Hier kommt auch schon mein erster Buch-Review. Die folgenden werden sich im Übrigen auf den Bereich "Fantasy" beziehen.
Meine Wahl fiel relativ schnell und spontan, da es eine der wenigen Lektüren ist, die zum Nachdenken anregen.
Im Vorhof der Hölle von Carlo Ross.
Zunächst einige Worte zum Autor selbst. Während der Zeit des Nationalsozialismus erlebte der Jude im KZ Theresienstadt den Hass der Deutschen gegenüber seiner Religion. Bereits davor wurde Ross von seinen Eltern getrennt und war im "Vorzeige-KZ" der Nazis auf sich alleine gestellt. Durch glückliche Zufälle überlebte Ross diese schreckliche Zeit und starb erst 2004. Mit "Im Vorhof der Hölle" verarbeiter der Schriftsteller seine eigene Jugend.
Inhalt
Die Juden aus dem Kreis Hagen werden von SA-Beamten zusammengetrieben.
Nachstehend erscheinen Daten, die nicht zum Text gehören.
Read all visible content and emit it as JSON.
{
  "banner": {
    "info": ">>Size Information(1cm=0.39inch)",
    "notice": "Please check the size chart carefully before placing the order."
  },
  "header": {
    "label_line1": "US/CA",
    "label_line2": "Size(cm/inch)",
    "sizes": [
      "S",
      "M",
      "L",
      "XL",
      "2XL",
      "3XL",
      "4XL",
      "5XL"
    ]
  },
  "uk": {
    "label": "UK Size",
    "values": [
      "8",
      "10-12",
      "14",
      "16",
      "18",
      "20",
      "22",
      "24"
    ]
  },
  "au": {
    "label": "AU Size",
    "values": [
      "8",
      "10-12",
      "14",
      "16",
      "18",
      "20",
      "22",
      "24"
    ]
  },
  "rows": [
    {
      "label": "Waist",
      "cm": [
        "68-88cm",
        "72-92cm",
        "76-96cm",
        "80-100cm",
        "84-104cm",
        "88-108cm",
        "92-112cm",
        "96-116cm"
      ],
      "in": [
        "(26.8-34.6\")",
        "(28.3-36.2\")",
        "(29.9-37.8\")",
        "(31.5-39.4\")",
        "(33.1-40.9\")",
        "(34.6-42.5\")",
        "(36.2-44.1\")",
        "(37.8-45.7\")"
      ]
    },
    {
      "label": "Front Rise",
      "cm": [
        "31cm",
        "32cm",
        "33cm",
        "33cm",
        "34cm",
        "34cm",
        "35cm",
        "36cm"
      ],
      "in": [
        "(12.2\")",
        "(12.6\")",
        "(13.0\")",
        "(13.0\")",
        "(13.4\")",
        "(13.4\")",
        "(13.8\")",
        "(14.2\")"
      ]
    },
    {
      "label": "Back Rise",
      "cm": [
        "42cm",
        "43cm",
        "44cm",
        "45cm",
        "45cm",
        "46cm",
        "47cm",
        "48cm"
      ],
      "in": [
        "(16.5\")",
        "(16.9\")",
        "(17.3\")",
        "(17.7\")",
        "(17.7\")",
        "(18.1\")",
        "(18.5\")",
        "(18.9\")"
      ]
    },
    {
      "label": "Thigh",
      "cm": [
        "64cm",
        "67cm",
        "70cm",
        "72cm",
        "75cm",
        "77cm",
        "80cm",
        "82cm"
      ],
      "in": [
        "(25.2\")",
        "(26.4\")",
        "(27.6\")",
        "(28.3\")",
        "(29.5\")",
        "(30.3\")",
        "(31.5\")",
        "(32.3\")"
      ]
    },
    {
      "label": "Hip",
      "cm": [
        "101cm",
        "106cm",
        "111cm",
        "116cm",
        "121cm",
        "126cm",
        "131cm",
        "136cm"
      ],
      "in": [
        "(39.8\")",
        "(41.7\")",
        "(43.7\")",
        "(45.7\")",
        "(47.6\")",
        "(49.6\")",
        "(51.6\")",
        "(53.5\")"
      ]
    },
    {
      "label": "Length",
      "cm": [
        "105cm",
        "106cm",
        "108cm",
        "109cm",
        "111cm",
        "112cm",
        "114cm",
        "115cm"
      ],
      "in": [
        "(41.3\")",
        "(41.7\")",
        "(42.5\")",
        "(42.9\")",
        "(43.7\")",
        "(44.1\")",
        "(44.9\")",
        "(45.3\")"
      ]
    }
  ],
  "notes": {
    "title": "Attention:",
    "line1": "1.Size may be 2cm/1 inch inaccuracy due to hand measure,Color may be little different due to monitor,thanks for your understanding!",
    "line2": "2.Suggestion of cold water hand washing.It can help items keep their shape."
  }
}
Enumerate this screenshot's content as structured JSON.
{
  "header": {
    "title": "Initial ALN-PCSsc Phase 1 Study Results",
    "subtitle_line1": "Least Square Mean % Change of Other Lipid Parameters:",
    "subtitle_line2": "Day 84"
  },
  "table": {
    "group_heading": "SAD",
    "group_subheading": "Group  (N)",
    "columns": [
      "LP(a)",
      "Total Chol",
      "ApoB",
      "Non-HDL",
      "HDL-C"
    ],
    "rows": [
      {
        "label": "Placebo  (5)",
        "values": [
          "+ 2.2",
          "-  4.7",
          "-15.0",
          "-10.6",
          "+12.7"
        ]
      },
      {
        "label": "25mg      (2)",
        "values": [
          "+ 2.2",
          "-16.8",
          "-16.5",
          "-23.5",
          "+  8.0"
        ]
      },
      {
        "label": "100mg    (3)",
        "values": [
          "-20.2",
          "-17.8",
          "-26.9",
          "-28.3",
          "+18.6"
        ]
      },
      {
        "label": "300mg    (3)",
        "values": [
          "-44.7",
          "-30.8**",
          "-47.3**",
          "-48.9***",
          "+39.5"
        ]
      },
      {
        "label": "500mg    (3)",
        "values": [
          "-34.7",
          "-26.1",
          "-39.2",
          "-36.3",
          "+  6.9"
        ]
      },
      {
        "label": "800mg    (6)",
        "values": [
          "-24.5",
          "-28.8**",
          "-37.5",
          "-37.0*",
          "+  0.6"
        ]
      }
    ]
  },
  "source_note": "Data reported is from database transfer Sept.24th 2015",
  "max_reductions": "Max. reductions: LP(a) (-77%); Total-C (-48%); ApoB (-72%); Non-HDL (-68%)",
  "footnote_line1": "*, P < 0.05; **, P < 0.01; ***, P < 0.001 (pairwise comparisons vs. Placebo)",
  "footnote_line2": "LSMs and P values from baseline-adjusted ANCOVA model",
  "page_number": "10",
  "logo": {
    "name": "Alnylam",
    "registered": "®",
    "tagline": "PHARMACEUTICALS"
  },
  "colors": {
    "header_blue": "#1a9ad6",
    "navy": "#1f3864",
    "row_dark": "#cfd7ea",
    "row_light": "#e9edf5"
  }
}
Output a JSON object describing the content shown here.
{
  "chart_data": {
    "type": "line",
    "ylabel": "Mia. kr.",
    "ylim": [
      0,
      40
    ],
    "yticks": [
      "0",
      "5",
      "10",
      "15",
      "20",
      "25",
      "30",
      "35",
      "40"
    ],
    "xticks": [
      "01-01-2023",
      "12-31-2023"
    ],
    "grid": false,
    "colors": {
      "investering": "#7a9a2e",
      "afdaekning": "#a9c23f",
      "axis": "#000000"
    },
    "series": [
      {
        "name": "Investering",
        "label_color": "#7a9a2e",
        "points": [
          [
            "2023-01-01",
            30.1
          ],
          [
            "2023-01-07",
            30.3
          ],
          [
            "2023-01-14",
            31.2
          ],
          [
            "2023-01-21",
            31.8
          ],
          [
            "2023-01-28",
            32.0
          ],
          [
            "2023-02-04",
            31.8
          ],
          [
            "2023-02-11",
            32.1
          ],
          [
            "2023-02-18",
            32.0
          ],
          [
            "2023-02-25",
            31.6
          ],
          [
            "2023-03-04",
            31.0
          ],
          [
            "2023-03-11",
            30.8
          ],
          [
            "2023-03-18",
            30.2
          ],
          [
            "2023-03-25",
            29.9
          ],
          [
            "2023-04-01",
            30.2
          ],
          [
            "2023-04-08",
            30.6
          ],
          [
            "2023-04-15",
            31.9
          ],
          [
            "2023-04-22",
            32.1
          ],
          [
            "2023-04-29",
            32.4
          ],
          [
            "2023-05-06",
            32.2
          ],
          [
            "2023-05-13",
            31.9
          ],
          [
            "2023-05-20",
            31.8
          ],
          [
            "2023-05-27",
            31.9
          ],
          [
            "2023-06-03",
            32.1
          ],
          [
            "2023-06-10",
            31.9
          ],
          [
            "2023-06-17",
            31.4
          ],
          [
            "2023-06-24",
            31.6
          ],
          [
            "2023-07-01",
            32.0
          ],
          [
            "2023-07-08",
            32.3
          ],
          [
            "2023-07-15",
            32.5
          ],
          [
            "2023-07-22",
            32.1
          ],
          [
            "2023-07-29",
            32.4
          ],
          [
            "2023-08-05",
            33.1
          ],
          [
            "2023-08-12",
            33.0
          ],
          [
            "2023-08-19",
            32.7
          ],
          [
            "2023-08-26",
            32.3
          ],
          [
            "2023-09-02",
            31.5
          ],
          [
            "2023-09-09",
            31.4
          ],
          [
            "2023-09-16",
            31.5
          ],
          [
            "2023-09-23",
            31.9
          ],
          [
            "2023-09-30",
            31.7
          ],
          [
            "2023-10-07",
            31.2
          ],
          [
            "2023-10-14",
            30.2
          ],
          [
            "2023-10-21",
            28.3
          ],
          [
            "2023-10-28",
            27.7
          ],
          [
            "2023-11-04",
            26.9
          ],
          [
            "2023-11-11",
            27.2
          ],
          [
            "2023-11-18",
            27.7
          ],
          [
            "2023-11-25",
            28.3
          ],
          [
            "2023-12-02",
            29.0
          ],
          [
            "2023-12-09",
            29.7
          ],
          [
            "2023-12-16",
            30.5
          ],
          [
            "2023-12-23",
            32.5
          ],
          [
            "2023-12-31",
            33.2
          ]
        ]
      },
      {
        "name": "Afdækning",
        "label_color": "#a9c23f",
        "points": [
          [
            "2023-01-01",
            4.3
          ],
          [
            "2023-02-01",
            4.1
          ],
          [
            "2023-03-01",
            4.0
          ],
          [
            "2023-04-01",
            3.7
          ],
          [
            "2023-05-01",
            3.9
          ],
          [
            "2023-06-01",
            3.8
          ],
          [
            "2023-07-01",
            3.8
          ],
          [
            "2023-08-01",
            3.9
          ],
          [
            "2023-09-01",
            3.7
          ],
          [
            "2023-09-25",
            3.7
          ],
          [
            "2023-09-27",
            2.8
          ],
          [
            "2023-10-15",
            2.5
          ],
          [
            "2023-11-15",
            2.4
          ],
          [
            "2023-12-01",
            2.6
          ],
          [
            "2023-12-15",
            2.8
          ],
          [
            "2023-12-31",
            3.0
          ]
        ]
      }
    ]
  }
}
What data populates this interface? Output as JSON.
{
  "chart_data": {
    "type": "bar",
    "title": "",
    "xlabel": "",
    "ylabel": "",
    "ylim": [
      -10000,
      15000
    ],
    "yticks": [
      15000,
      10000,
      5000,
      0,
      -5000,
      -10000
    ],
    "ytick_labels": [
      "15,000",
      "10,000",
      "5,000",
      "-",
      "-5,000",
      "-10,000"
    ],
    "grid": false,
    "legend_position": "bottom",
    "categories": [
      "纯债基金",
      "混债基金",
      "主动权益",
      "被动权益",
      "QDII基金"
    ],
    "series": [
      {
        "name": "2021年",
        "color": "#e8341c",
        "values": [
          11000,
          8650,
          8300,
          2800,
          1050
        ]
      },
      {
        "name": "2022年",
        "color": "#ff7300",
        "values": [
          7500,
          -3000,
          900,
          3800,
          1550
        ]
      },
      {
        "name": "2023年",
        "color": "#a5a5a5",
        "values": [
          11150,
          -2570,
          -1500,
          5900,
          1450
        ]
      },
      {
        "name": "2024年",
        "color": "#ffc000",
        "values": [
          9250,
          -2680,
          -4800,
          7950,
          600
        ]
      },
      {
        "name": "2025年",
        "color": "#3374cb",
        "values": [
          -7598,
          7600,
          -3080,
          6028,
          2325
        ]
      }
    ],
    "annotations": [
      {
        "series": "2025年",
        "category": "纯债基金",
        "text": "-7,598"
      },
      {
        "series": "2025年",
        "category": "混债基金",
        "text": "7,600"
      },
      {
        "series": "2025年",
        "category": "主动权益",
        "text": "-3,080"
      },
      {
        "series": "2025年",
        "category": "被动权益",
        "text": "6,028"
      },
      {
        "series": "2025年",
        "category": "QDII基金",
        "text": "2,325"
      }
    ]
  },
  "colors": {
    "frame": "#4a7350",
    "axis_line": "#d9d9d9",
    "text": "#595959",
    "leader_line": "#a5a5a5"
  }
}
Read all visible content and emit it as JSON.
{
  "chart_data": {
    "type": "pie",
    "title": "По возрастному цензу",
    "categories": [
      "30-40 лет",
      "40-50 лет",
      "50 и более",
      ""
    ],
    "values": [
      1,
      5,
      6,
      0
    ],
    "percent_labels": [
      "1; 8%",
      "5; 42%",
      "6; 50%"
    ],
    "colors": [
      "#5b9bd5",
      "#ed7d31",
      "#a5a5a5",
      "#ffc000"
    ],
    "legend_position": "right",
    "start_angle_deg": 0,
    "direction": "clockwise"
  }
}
Wahllos wählen die Nazis einige von ihnen aus, um diese in einen Zug nach Theresienstadt zu schicken. Im Volksmund gab es von dort nur einen "Ausweg": in die Vernichtungslager. Bei der Auswahl wurde keine Rücksicht auf Verwandtschaft bzw. Freundschaft genommen, sodass der junge David Rosen im Alter von 14 Jahren sich von seiner Mutter trennen muss. Sein Vater wurde kurz davor umgebracht. Auf der Zugfahrt, auf der es über die gesamte Zeit hinweg stockdunkel und die Versorgung mehr als spärlich ist, lernt der Jugendliche einen jungen Arzt kennen. Dieser erzählt ihm, dass es nun keinen Ausweg mehr geben würde, um lebend aus der Sache rauszukommen. Einige Personen verdursten bzw. verhungern, andere erleiden psychische Schäden. Aufgrund des Mangels an Toiletten stinkt es im gesamten Abteil bestialisch.
Am Ziel angekommen bekommen die Juden eine "Wassersuppe" vorgeworfen, die aber dennoch mit Begeisterung gegessen wird. Schließlich die erste richtige Mahlzeit seit unzähligen Tagen. Die Juden erhalten dort ihre Nummer, mit der sie auch angesprochen werden. Der Kommandant holt den ehemaligen Arzt zu sich und meint, dass er in einem Krankenhaus gebraucht werden würde. Aus Loyalität entgegnet dieser, dass David sein Gehilfe sei und er ihn mitnehmen wolle. Der Nationalsozialist ist damit einverstanden. Der erste Tag in Gefangenschaft endet mit einer schlaflosen Nacht, in der alle Menschen eng zusammen gedrängt auf dem schmutzigen Boden versuchem, zu schlafen. In den folgenden Tagen wird David übersiedelt David in ein Heim, während der Arzt im Krankenhaus selbst ansässig wird. Dort ist es Davids Aufgabe, den psychisch Gestörten beim Essen zu helfen, diese Anzuziehen usw. Im Heim lernt er inzwischen einige Teenager seines Alters kennen. Im überfüllten, völlig überholten Haus müssen die Heranwachsenden in einem Bett zu siebt liegen.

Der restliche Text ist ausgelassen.